Contribute to the DSpace Development Fund

The newly established DSpace Development Fund supports the development of new features prioritized by DSpace Governance. For a list of planned features see the fund wiki page.

Title (Goal)Enhance the DSpace Curation System to Support a Flexible Query Tool
Primary ActorSystem | Human | External System
Story (A paragraph or two describing what happens)

The existing curation system provides a flexible framework for iterating over the repository hierarchy for queuing resource intensive tasks. Many valuable features could be incorporated into the curation system framework, but there are also some significant limitations.

  • The curation system does not accept user-input or parameters

  • Tasks that are placed in a queue have no ability to display results to an end user

  • Interactive curation tasks currently only display text output (no hyperlinks or interactivity)

  • Curation task output is not persisted

Ideally, the framework for a query system could be built off of the curation system if the curation system was expanded in the following manner.

  • Enable the curation system to accept parameters (JSON or XML)

  • Enable the curation system to persist task results whether run interactively or from the task queue

  • Enable the curation system to output html


  1. It would also be great to have some "community" curration tasks shared.  I don't have the time to learn how to build these or find them...

  2. This seems like more of an "enhancement / feature request" to existing functionality rather than a Use Case. Though, I honestly agree that these are all limitations of the Curation Tasks / System.

    But, in order to better understand the user/administrator needs here, I'm curious about what sort of things you'd like to do with Curation Tasks which are currently not possible?  Are there examples you can think of that speak to the limitations you've listed above?

    The other reason I ask is that, based on the Use Cases, it might be worth considering whether the current Curation System is actually the best solution, or if the Curation System itself may need to be either replaced or revamped to better align with common Use Cases related to "iterating over the repository hierarchy".

  3. The language listed above is definitely enhancement focused, but I believe that there are one or more real use cases here.  Consider the following potential use cases.

    1. As a collection administrator of a collection with complex metadata requirements, I can initiate a curation task that will produce a detailed report identifying specific errors within each metadata field of each item in my collection so that I can apply all metadata corrections in a single editing session.  Details: In order to address the issues that are reported, a detailed report (html) will need to be accessible from the curation task.
    2. As a repository administrator, I can initiate a curation task against the entire repository that will identify items that do not conform to repository policies so that I can audit the quality of items in the repository in.  Details: This is likely a performance intensive task that will need to be placed on a curation queue and run outside of the application server.  The results of the queued task will need to be persisted into a usable report.
    3. As a repository developer, I can design flexible curation tasks that utilize user parameters (date range, string match, regular expression match) to allow a collection manager to identify specific items of interest.


    1. Thanks for those examples, Terry.
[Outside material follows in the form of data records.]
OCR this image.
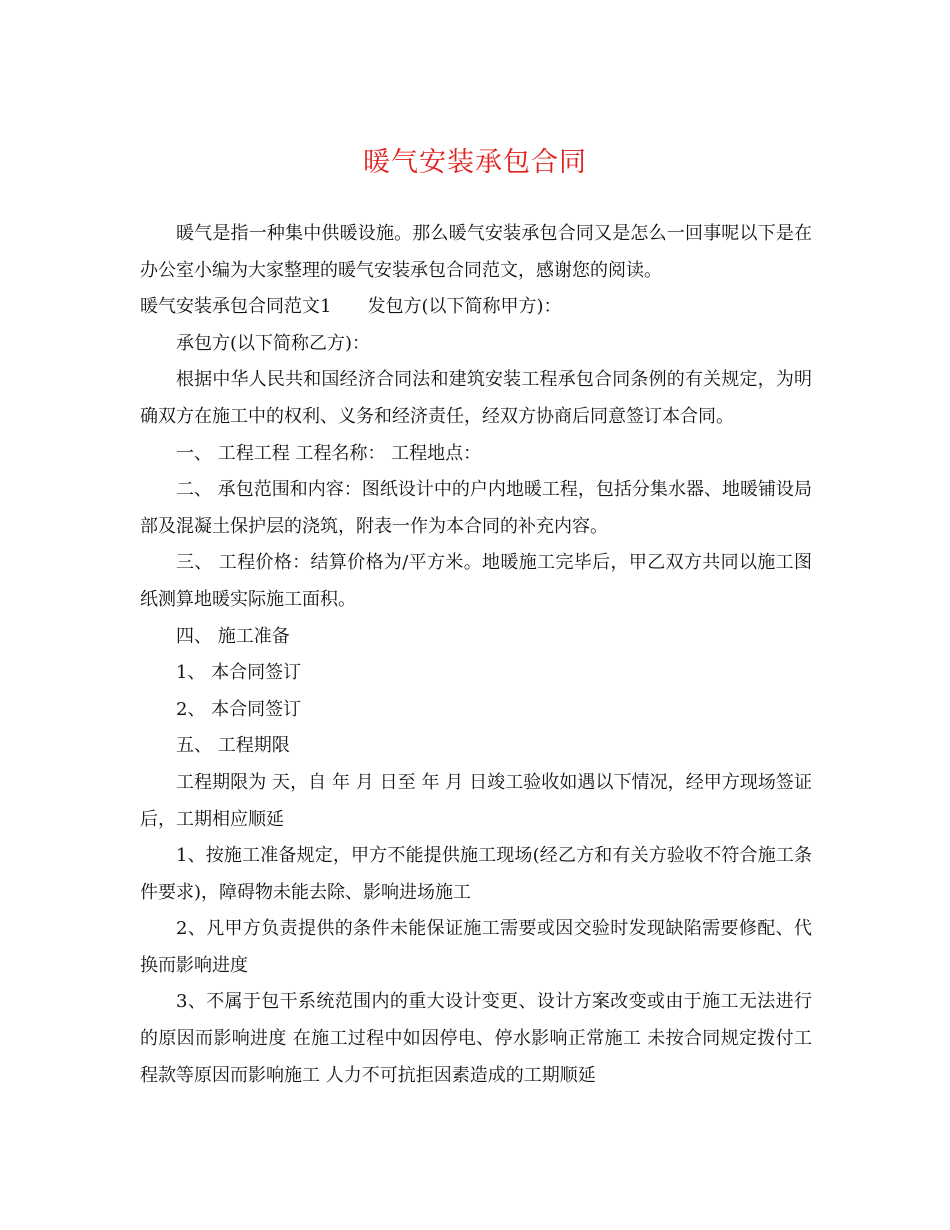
暖气安装承包合同

暖气是指一种集中供暖设施。那么暖气安装承包合同又是怎么一回事呢以下是在办公室小编为大家整理的暖气安装承包合同范文，感谢您的阅读。

暖气安装承包合同范文1 发包方(以下简称甲方)：

承包方(以下简称乙方)：

根据中华人民共和国经济合同法和建筑安装工程承包合同条例的有关规定，为明确双方在施工中的权利、义务和经济责任，经双方协商后同意签订本合同。

一、 工程工程 工程名称： 工程地点：

二、 承包范围和内容：图纸设计中的户内地暖工程，包括分集水器、地暖铺设局部及混凝土保护层的浇筑，附表一作为本合同的补充内容。

三、 工程价格：结算价格为/平方米。地暖施工完毕后，甲乙双方共同以施工图纸测算地暖实际施工面积。

四、 施工准备

1、 本合同签订

2、 本合同签订

五、 工程期限

工程期限为 天，自 年 月 日至 年 月 日竣工验收如遇以下情况，经甲方现场签证后，工期相应顺延

1、按施工准备规定，甲方不能提供施工现场(经乙方和有关方验收不符合施工条件要求)，障碍物未能去除、影响进场施工

2、凡甲方负责提供的条件未能保证施工需要或因交验时发现缺陷需要修配、代换而影响进度

3、不属于包干系统范围内的重大设计变更、设计方案改变或由于施工无法进行的原因而影响进度 在施工过程中如因停电、停水影响正常施工 未按合同规定拨付工程款等原因而影响施工 人力不可抗拒因素造成的工期顺延
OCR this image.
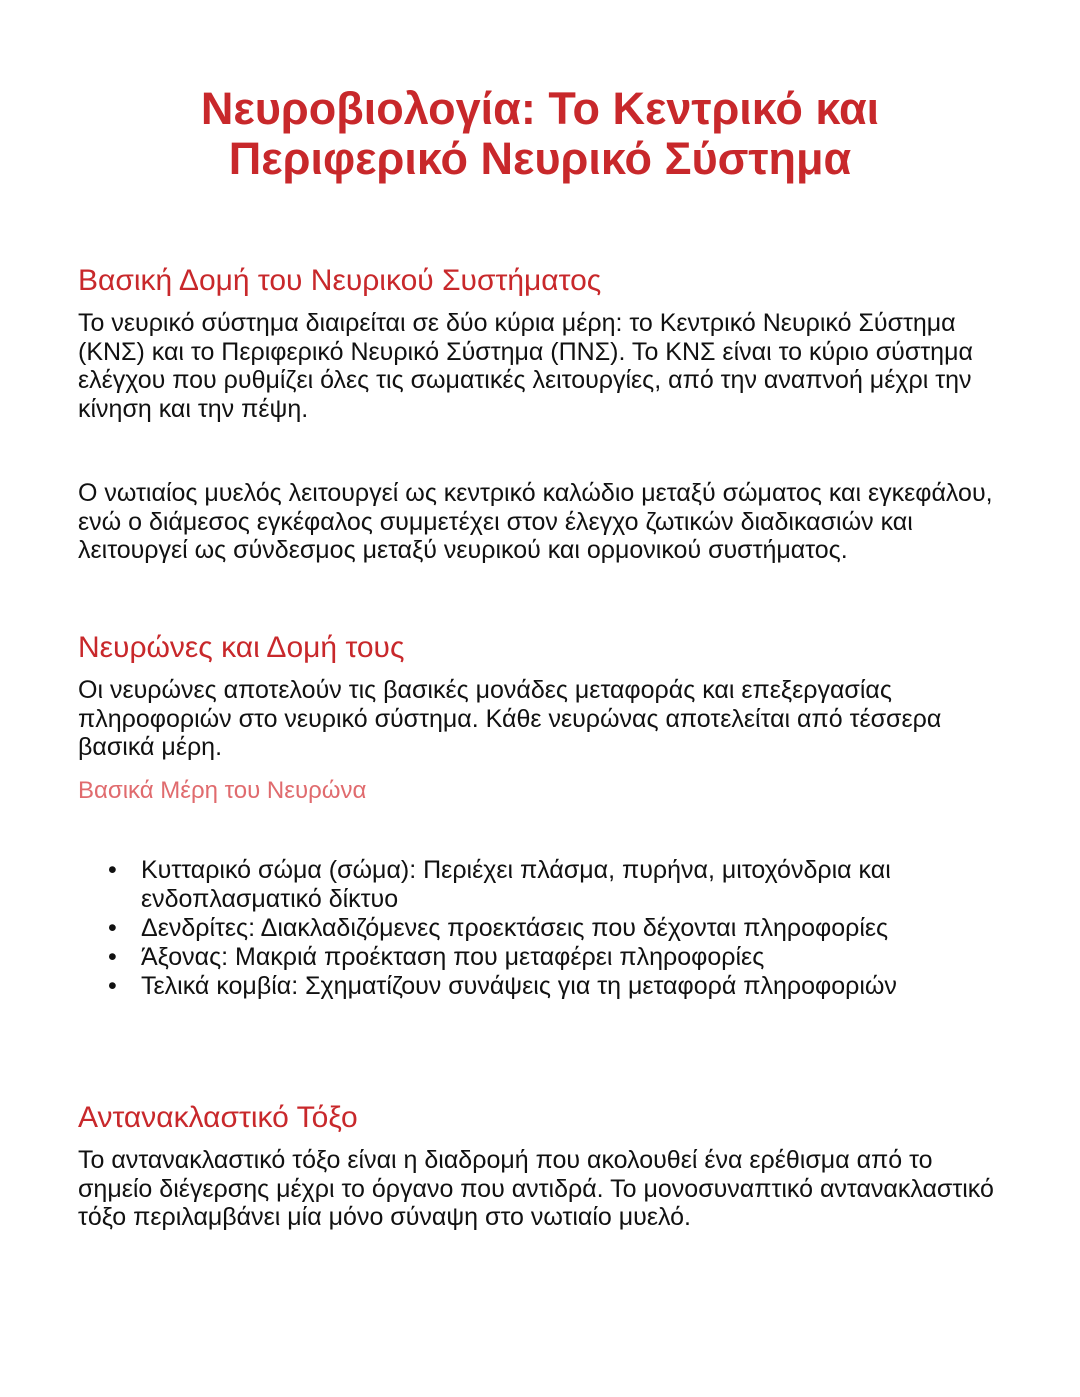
Νευροβιολογία: Το Κεντρικό και Περιφερικό Νευρικό Σύστημα
Βασική Δομή του Νευρικού Συστήματος

Το νευρικό σύστημα διαιρείται σε δύο κύρια μέρη: το Κεντρικό Νευρικό Σύστημα (ΚΝΣ) και το Περιφερικό Νευρικό Σύστημα (ΠΝΣ). Το ΚΝΣ είναι το κύριο σύστημα ελέγχου που ρυθμίζει όλες τις σωματικές λειτουργίες, από την αναπνοή μέχρι την κίνηση και την πέψη.

Ο νωτιαίος μυελός λειτουργεί ως κεντρικό καλώδιο μεταξύ σώματος και εγκεφάλου, ενώ ο διάμεσος εγκέφαλος συμμετέχει στον έλεγχο ζωτικών διαδικασιών και λειτουργεί ως σύνδεσμος μεταξύ νευρικού και ορμονικού συστήματος.

Νευρώνες και Δομή τους

Οι νευρώνες αποτελούν τις βασικές μονάδες μεταφοράς και επεξεργασίας πληροφοριών στο νευρικό σύστημα. Κάθε νευρώνας αποτελείται από τέσσερα βασικά μέρη.

Βασικά Μέρη του Νευρώνα
• Κυτταρικό σώμα (σώμα): Περιέχει πλάσμα, πυρήνα, μιτοχόνδρια και ενδοπλασματικό δίκτυο
• Δενδρίτες: Διακλαδιζόμενες προεκτάσεις που δέχονται πληροφορίες
• Άξονας: Μακριά προέκταση που μεταφέρει πληροφορίες
• Τελικά κομβία: Σχηματίζουν συνάψεις για τη μεταφορά πληροφοριών
Αντανακλαστικό Τόξο

Το αντανακλαστικό τόξο είναι η διαδρομή που ακολουθεί ένα ερέθισμα από το σημείο διέγερσης μέχρι το όργανο που αντιδρά. Το μονοσυναπτικό αντανακλαστικό τόξο περιλαμβάνει μία μόνο σύναψη στο νωτιαίο μυελό.
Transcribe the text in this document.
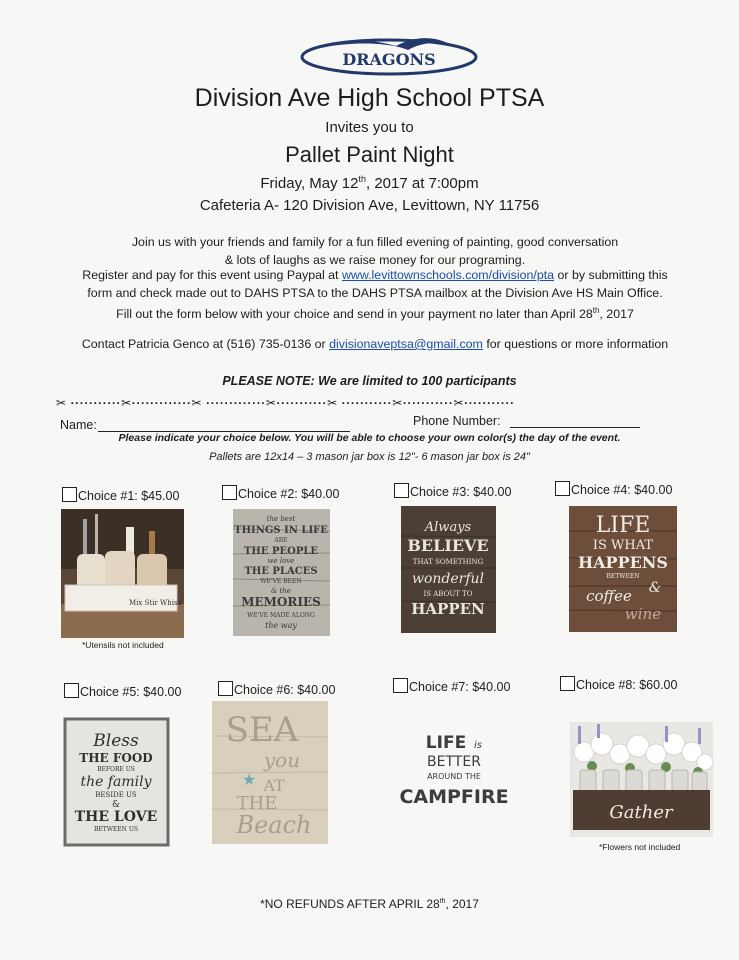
DRAGONS
Division Ave High School PTSA
Invites you to
Pallet Paint Night
Friday, May 12th, 2017 at 7:00pm
Cafeteria A- 120 Division Ave, Levittown, NY 11756
Join us with your friends and family for a fun filled evening of painting, good conversation
& lots of laughs as we raise money for our programing.
Register and pay for this event using Paypal at www.levittownschools.com/division/pta or by submitting this
form and check made out to DAHS PTSA to the DAHS PTSA mailbox at the Division Ave HS Main Office.
Fill out the form below with your choice and send in your payment no later than April 28th, 2017
Contact Patricia Genco at (516) 735-0136 or divisionaveptsa@gmail.com for questions or more information
PLEASE NOTE: We are limited to 100 participants
✂ ···········✂·············✂ ·············✂···········✂ ···········✂···········✂···········
Name:	Phone Number:
Please indicate your choice below. You will be able to choose your own color(s) the day of the event.
Pallets are 12x14 – 3 mason jar box is 12"- 6 mason jar box is 24"
Choice #1: $45.00	Choice #2: $40.00	Choice #3: $40.00	Choice #4: $40.00
Mix Stir Whisk
the best
THINGS IN LIFE
ARE
THE PEOPLE
we love
THE PLACES
WE'VE BEEN
& the
MEMORIES
WE'VE MADE ALONG
the way
Always
BELIEVE
THAT SOMETHING
wonderful
IS ABOUT TO
HAPPEN
LIFE
IS WHAT
HAPPENS
BETWEEN
coffee &
wine
*Utensils not included
Choice #5: $40.00	Choice #6: $40.00	Choice #7: $40.00	Choice #8: $60.00
Bless
THE FOOD
BEFORE US
the family
BESIDE US
&
THE LOVE
BETWEEN US
SEA
you
AT
THE
Beach
★
LIFE is
BETTER
AROUND THE
CAMPFIRE
Gather
*Flowers not included
*NO REFUNDS AFTER APRIL 28th, 2017
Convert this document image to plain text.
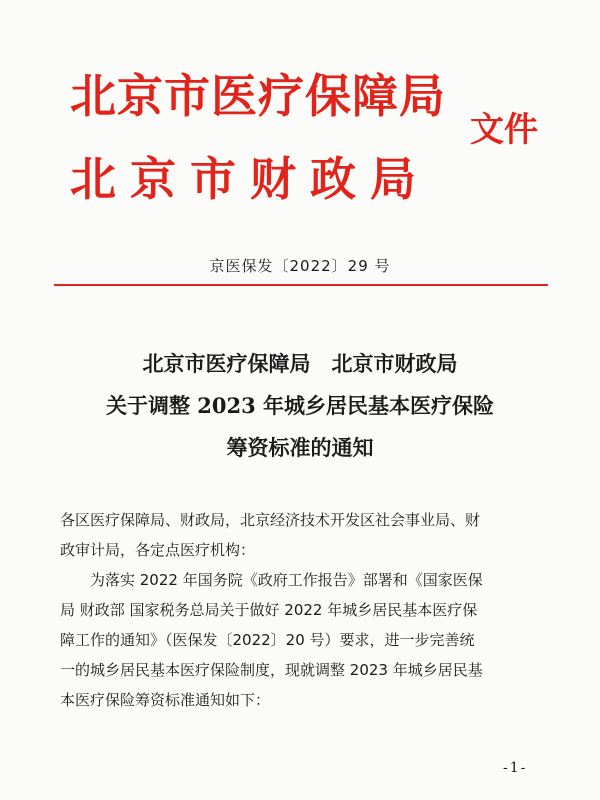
北京市医疗保障局
北京市财政局
文件
京医保发〔2022〕29 号
北京市医疗保障局　北京市财政局
关于调整 2023 年城乡居民基本医疗保险
筹资标准的通知
各区医疗保障局、财政局，北京经济技术开发区社会事业局、财
政审计局，各定点医疗机构：
　　为落实 2022 年国务院《政府工作报告》部署和《国家医保
局 财政部 国家税务总局关于做好 2022 年城乡居民基本医疗保
障工作的通知》（医保发〔2022〕20 号）要求，进一步完善统
一的城乡居民基本医疗保险制度，现就调整 2023 年城乡居民基
本医疗保险筹资标准通知如下：
-1-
They definitely help to flesh this out into a use case.

      As a sidenote, I cannot help but notice that the examples you give are also various administrative "reports" (on content, metadata, etc).

      This almost makes me wonder if this use case as a whole is somewhat related to Admin UI - Collection Admin can construct a Quality Control report

      In other words, both seem to be asking for a better way to run Administrative reports / queries across metadata/items/content in general.  So, it might be worth us (developers / tech folks) starting to think about whether Curation Tasks should do this, or if there's a better way to run such Administrative reports in general. (I don't know the answer here, and don't expect you to, just "brainstorming" that both of these use cases seem loosely related, and may be describing something "new" that we might want to build into DSpace to make it easier to analyze/manage content in general)

      1. I agree. I have been looking at the same reporting problem from 2 different directions (the REST API and the Curation system).  

        Here are some thoughts that might identify when a curation task would be a preferred mechanism for a reporting function.  

        • The curation system is hierarchy aware.  Once a task is implemented, it is easy to enable it for an item, collection, community, or repository.
        • Curation tasks can be queued or they can run immediately.  Process-intensive reporting operations can be invoked via the curation system.
        • The curation system has already been configured to be accessible based on user roles.
        • The curation system (I believe) can be invoked using the credentials of the user who initiated the task.
        • Beyond reporting, for tasks that will perform modifications to objects, the curation system is likely to be a good interface.